I’m still learning how to use this blog to self-promote. I may still be laboring under the idea that self-promotion is somehow noxious or offensive. I guess it’s all in the definitions. Self-aggrandizement, the exultation of self over others, is certainly offensive and even sinful. But if self-promotion is simply calling attention to the fact that you’ve done something, while leaving to others the judgment of how good or worthy that thing is, seems a different thing.
What might the future hold? Authors and poets mine that theme extensively, coming up with answers that range from the intriguing to the highly improbable. But for the most part, such authors place their foretold futures at some remove, a century or more in the future, often after a period of significant change. This facilitates suspension of disbelief, for the reader can allow that circumstances might be different then.
But what about the very near future? How might things look in, say, a generation? What conditions might we find in twenty or thirty years? This sounds like a simple matter, but I’ve found it a more difficult question to address. Conditions would be close to those found today, but not too close. The imagination can wader, but not far, for the world would not be very much changed (though considering how much it has changed in the past thirty years, it may be more changed than you’d think.) Yet imagining the near future provides a superb opportunity to examine the current choices a society is making and project where they might take us in very short order. Some of the great speculative fiction of the 20th century, such as 1984, Brave New World, and That Hideous Strength (in my opinion the greatest of them) all postulated a future that was within the lifespan of their readers.
This is a hard book to categorize. It’s a thriller, but it doesn’t involve police, military, or secretive government operatives (well…maybe a few). It isn’t set in an exotic locale like Vienna or Shanghai, but in nearly-rural eastern Michigan. Its protagonists are everyday people making what seem like everyday decisions – until those choices put them into desperate situations facing life-and-death choices. Above all, it is a tale that considers where some trends and choices being faced today may bring us in the very near future.
The two protagonists, Derek and Janice, are casual friends who encounter circumstances that take them on sharply divergent paths. Though an unusual encounter, Derek is drawn into a world rich with the love and belonging that his life has lacked – but the deeper he goes, the more he learns of the secrets that world hides, and the terrible reason for them. Janice, also lost and lonely, gets lured into a different world, one that at first seems glamorous, attractive, and compelling. Only as she’s drawn further in does she learn the real reason for this world, and the high price she must pay to belong.
Under the Watchful Sky follows the two as they walk their different paths, facing challenges and making choices. They encounter friends and enemies, people both wonderful and atrocious, until a series of calamities brings it all crashing down around them. Derek is forced to flee for his life, only to have to walk right back into danger to rescue Janice from the foes whose hands she had delivered herself into. Trapped by the cunning of their enemies, only a feat of towering heroism can free them.
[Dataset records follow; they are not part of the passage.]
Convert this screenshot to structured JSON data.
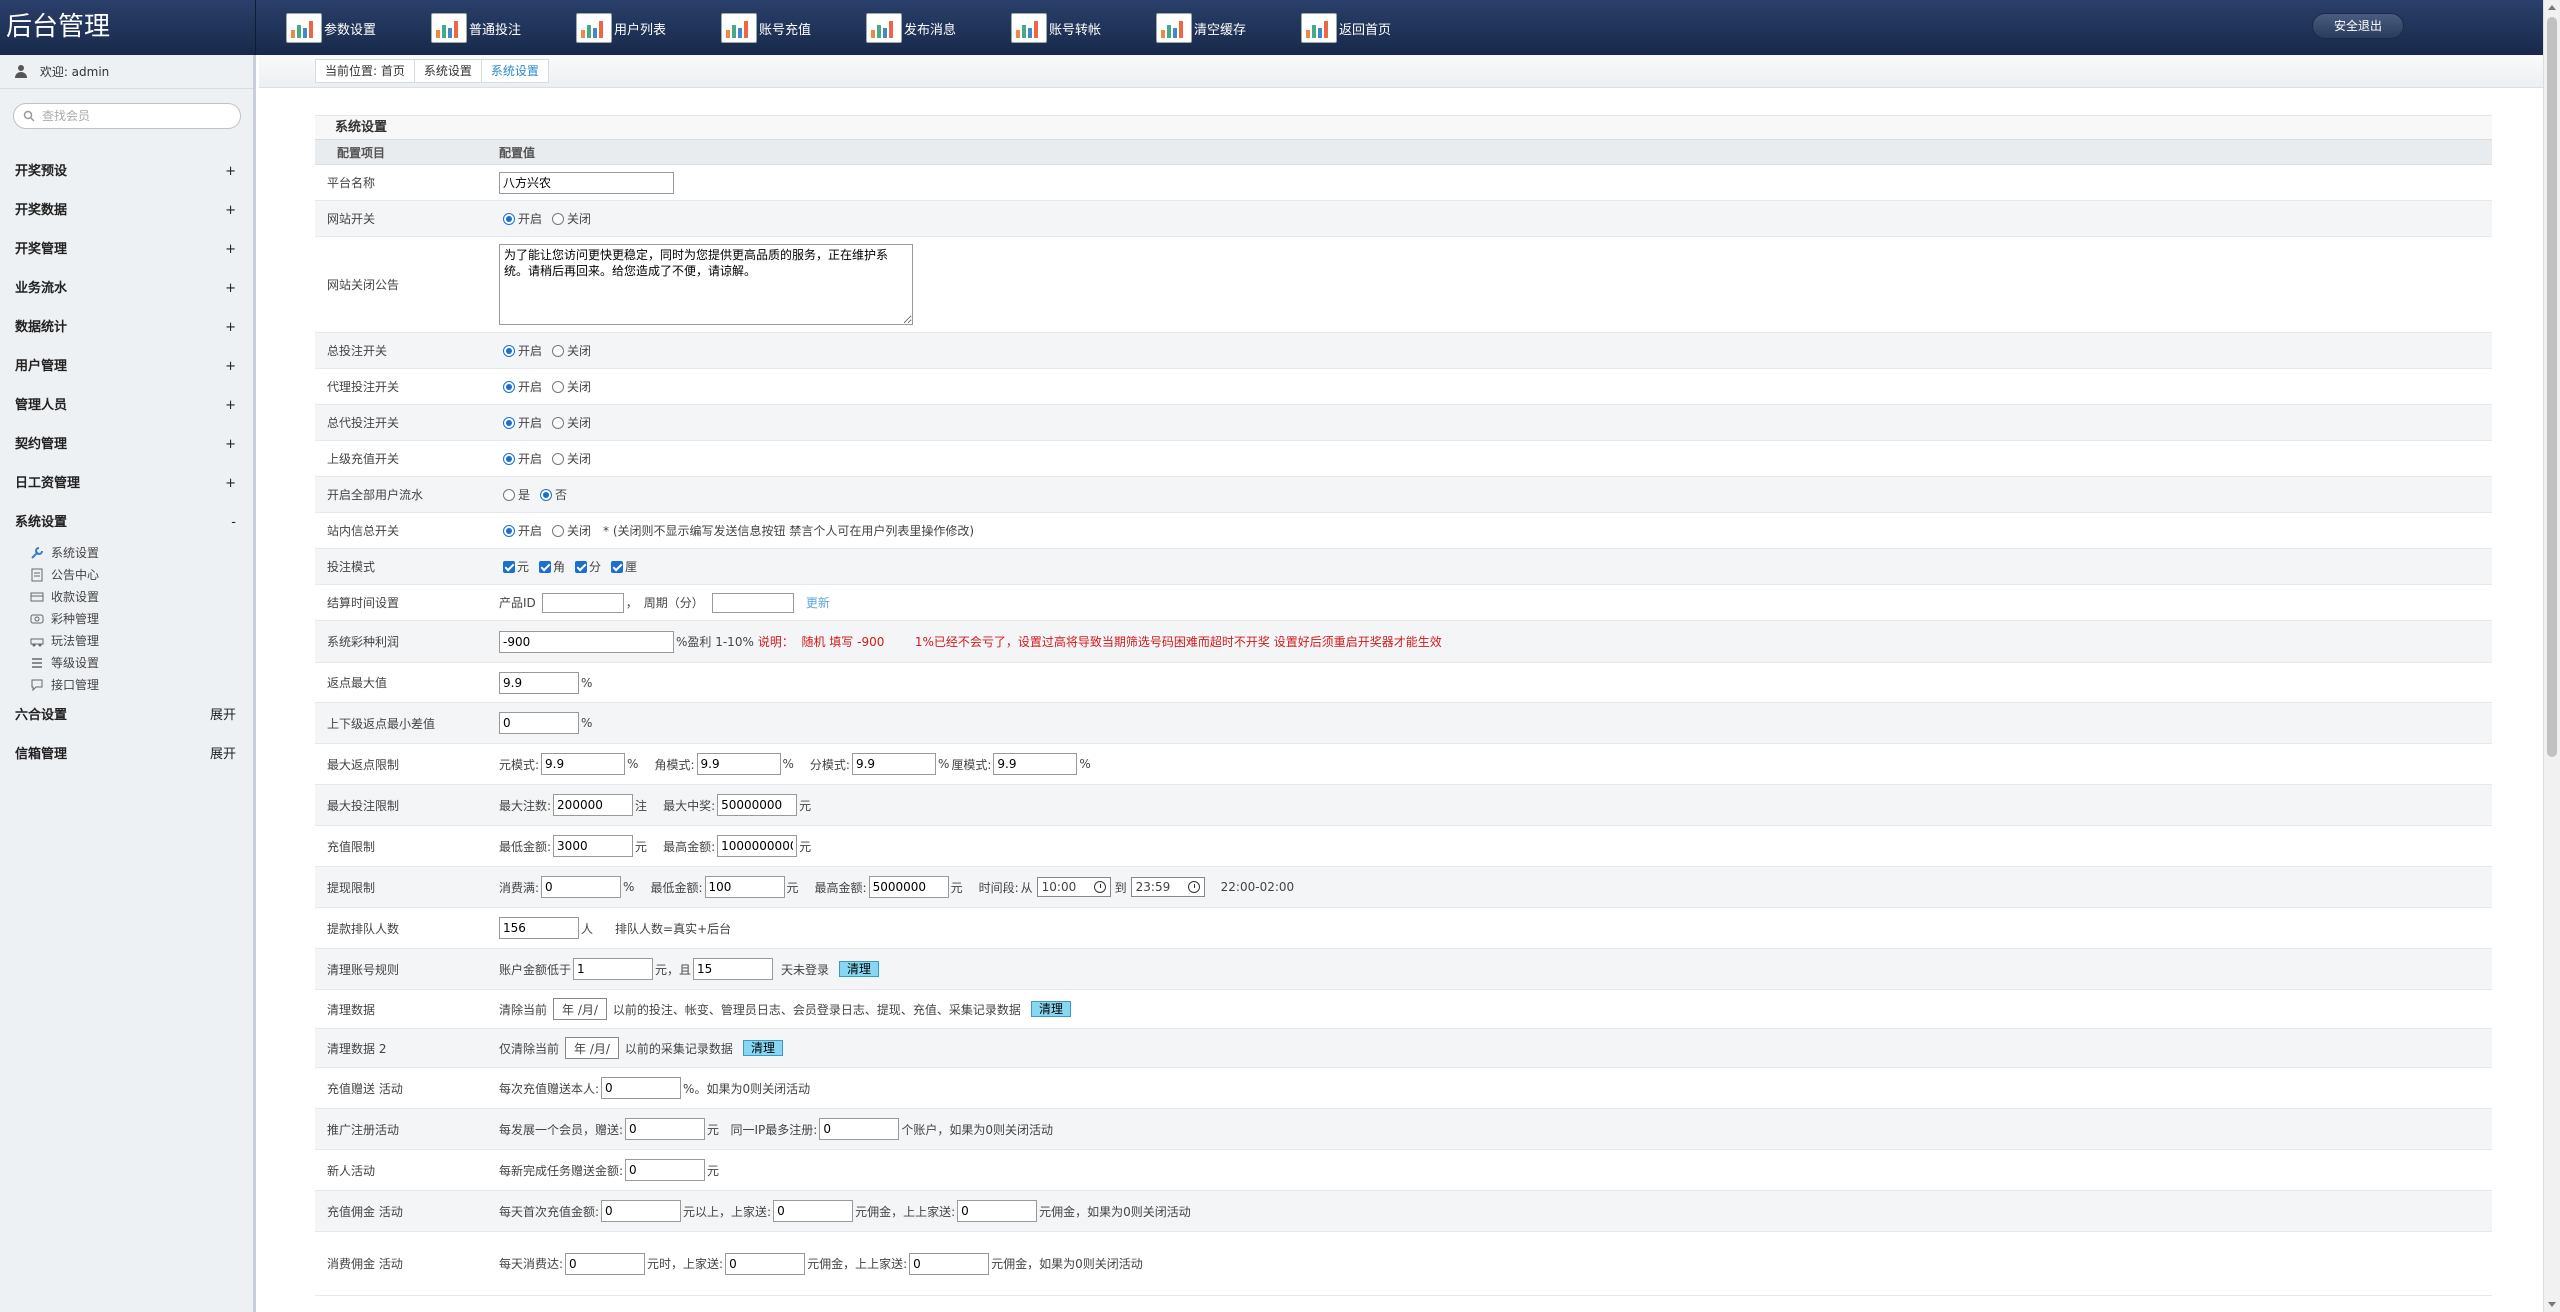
{
  "header": {
    "brand": "后台管理",
    "nav": [
      "参数设置",
      "普通投注",
      "用户列表",
      "账号充值",
      "发布消息",
      "账号转帐",
      "清空缓存",
      "返回首页"
    ],
    "logout": "安全退出"
  },
  "sidebar": {
    "welcome": "欢迎: admin",
    "search_placeholder": "查找会员",
    "menus": [
      {
        "label": "开奖预设",
        "toggle": "+"
      },
      {
        "label": "开奖数据",
        "toggle": "+"
      },
      {
        "label": "开奖管理",
        "toggle": "+"
      },
      {
        "label": "业务流水",
        "toggle": "+"
      },
      {
        "label": "数据统计",
        "toggle": "+"
      },
      {
        "label": "用户管理",
        "toggle": "+"
      },
      {
        "label": "管理人员",
        "toggle": "+"
      },
      {
        "label": "契约管理",
        "toggle": "+"
      },
      {
        "label": "日工资管理",
        "toggle": "+"
      },
      {
        "label": "系统设置",
        "toggle": "-"
      }
    ],
    "submenus": [
      {
        "label": "系统设置",
        "icon": "wrench-icon"
      },
      {
        "label": "公告中心",
        "icon": "document-icon"
      },
      {
        "label": "收款设置",
        "icon": "bank-card-icon"
      },
      {
        "label": "彩种管理",
        "icon": "ticket-icon"
      },
      {
        "label": "玩法管理",
        "icon": "car-icon"
      },
      {
        "label": "等级设置",
        "icon": "list-icon"
      },
      {
        "label": "接口管理",
        "icon": "chat-icon"
      }
    ],
    "bottom_menus": [
      {
        "label": "六合设置",
        "toggle": "展开"
      },
      {
        "label": "信箱管理",
        "toggle": "展开"
      }
    ]
  },
  "breadcrumb": [
    "当前位置: 首页",
    "系统设置",
    "系统设置"
  ],
  "panel": {
    "title": "系统设置",
    "col_key": "配置项目",
    "col_val": "配置值"
  },
  "rows": {
    "platform_name": {
      "label": "平台名称",
      "value": "八方兴农"
    },
    "site_switch": {
      "label": "网站开关",
      "on": "开启",
      "off": "关闭"
    },
    "close_notice": {
      "label": "网站关闭公告",
      "value": "为了能让您访问更快更稳定，同时为您提供更高品质的服务，正在维护系统。请稍后再回来。给您造成了不便，请谅解。"
    },
    "bet_switch": {
      "label": "总投注开关",
      "on": "开启",
      "off": "关闭"
    },
    "agent_bet": {
      "label": "代理投注开关",
      "on": "开启",
      "off": "关闭"
    },
    "general_agent_bet": {
      "label": "总代投注开关",
      "on": "开启",
      "off": "关闭"
    },
    "upper_recharge": {
      "label": "上级充值开关",
      "on": "开启",
      "off": "关闭"
    },
    "all_user_flow": {
      "label": "开启全部用户流水",
      "yes": "是",
      "no": "否"
    },
    "inbox_switch": {
      "label": "站内信总开关",
      "on": "开启",
      "off": "关闭",
      "note": "* (关闭则不显示编写发送信息按钮 禁言个人可在用户列表里操作修改)"
    },
    "bet_mode": {
      "label": "投注模式",
      "options": [
        "元",
        "角",
        "分",
        "厘"
      ]
    },
    "settle_time": {
      "label": "结算时间设置",
      "pid": "产品ID",
      "period": "周期（分）",
      "update": "更新"
    },
    "lottery_profit": {
      "label": "系统彩种利润",
      "value": "-900",
      "suffix": "%盈利 1-10%",
      "note": "说明：  随机 填写 -900        1%已经不会亏了，设置过高将导致当期筛选号码困难而超时不开奖 设置好后须重启开奖器才能生效"
    },
    "max_rebate": {
      "label": "返点最大值",
      "value": "9.9",
      "unit": "%"
    },
    "rebate_diff": {
      "label": "上下级返点最小差值",
      "value": "0",
      "unit": "%"
    },
    "max_rebate_limit": {
      "label": "最大返点限制",
      "yuan": "元模式:",
      "jiao": "角模式:",
      "fen": "分模式:",
      "li": "厘模式:",
      "v1": "9.9",
      "v2": "9.9",
      "v3": "9.9",
      "v4": "9.9",
      "unit": "%"
    },
    "max_bet_limit": {
      "label": "最大投注限制",
      "max_count": "最大注数:",
      "count": "200000",
      "zhu": "注",
      "max_win": "最大中奖:",
      "win": "50000000",
      "yuan": "元"
    },
    "recharge_limit": {
      "label": "充值限制",
      "min": "最低金额:",
      "min_v": "3000",
      "max": "最高金额:",
      "max_v": "1000000000",
      "yuan": "元"
    },
    "withdraw_limit": {
      "label": "提现限制",
      "consume": "消费满:",
      "consume_v": "0",
      "pct": "%",
      "min": "最低金额:",
      "min_v": "100",
      "yuan1": "元",
      "max": "最高金额:",
      "max_v": "5000000",
      "yuan2": "元",
      "period": "时间段:",
      "from": "从",
      "from_v": "10:00",
      "to": "到",
      "to_v": "23:59",
      "range": "22:00-02:00"
    },
    "queue": {
      "label": "提款排队人数",
      "value": "156",
      "unit": "人",
      "note": "排队人数=真实+后台"
    },
    "clean_account": {
      "label": "清理账号规则",
      "pre": "账户金额低于",
      "v1": "1",
      "mid": "元，且",
      "v2": "15",
      "post": "天未登录",
      "btn": "清理"
    },
    "clean_data": {
      "label": "清理数据",
      "pre": "清除当前",
      "date": "年 /月/",
      "post": "以前的投注、帐变、管理员日志、会员登录日志、提现、充值、采集记录数据",
      "btn": "清理"
    },
    "clean_data2": {
      "label": "清理数据 2",
      "pre": "仅清除当前",
      "date": "年 /月/",
      "post": "以前的采集记录数据",
      "btn": "清理"
    },
    "recharge_gift": {
      "label": "充值赠送 活动",
      "pre": "每次充值赠送本人:",
      "value": "0",
      "post": "%。如果为0则关闭活动"
    },
    "promo_register": {
      "label": "推广注册活动",
      "pre": "每发展一个会员，赠送:",
      "v1": "0",
      "mid": "元   同一IP最多注册:",
      "v2": "0",
      "post": "个账户，如果为0则关闭活动"
    },
    "newbie": {
      "label": "新人活动",
      "pre": "每新完成任务赠送金额:",
      "value": "0",
      "unit": "元"
    },
    "recharge_commission": {
      "label": "充值佣金 活动",
      "pre": "每天首次充值金额:",
      "v1": "0",
      "m1": "元以上，上家送:",
      "v2": "0",
      "m2": "元佣金，上上家送:",
      "v3": "0",
      "post": "元佣金，如果为0则关闭活动"
    },
    "consume_commission": {
      "label": "消费佣金 活动",
      "pre": "每天消费达:",
      "v1": "0",
      "m1": "元时，上家送:",
      "v2": "0",
      "m2": "元佣金，上上家送:",
      "v3": "0",
      "post": "元佣金，如果为0则关闭活动"
    }
  }
}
Fortunately, there’s a hero right at hand.
Under the Watchful Sky is intended first to be a good tale, a solid example of the art of storytelling. I hope it achieved that goal, though if reviews and feedback are any indication, it is at least that. It is also intended to provoke thought, to help the reader look at life from a different perspective, without being preachy or engaging in sermonizing. In this sense, writing stories about the near future is easier, because you can use current-day situations and assumptions and project just a little bit so that people can see where their attitudes could easily lead them.
My publisher has billed the work as “dystopian”, though that is a little misleading, because that genre makes people think of works like The Hunger Games or Children of Men. Watchful Sky doesn’t reach that far in the future, or postulate such a radically changed culture, but it is intended to engage and entertain readers, as well as get them to think about things they perhaps haven’t considered before. I hope it will do well, because it is the first in a four (so far) book series, and if Watchful is reasonably successful, the others may be published.
"This is by far, the best 'Catholic' novel written since Michael O'Brien published FATHER ELIJAH 20 years ago. This is an absolute page turner, gripping the reader from beginning to end. Combine the intelligence of early Tom Clancy with the wit of Flannery O'Connor and the symbolism of Tolkien (there are Tolkien references throughout the book) and you'll come close to Roger Thomas. I was upset when I finished this, as I wanted to second in the series, NOW!" - Dr. Brad Birzer of Hillsdale College.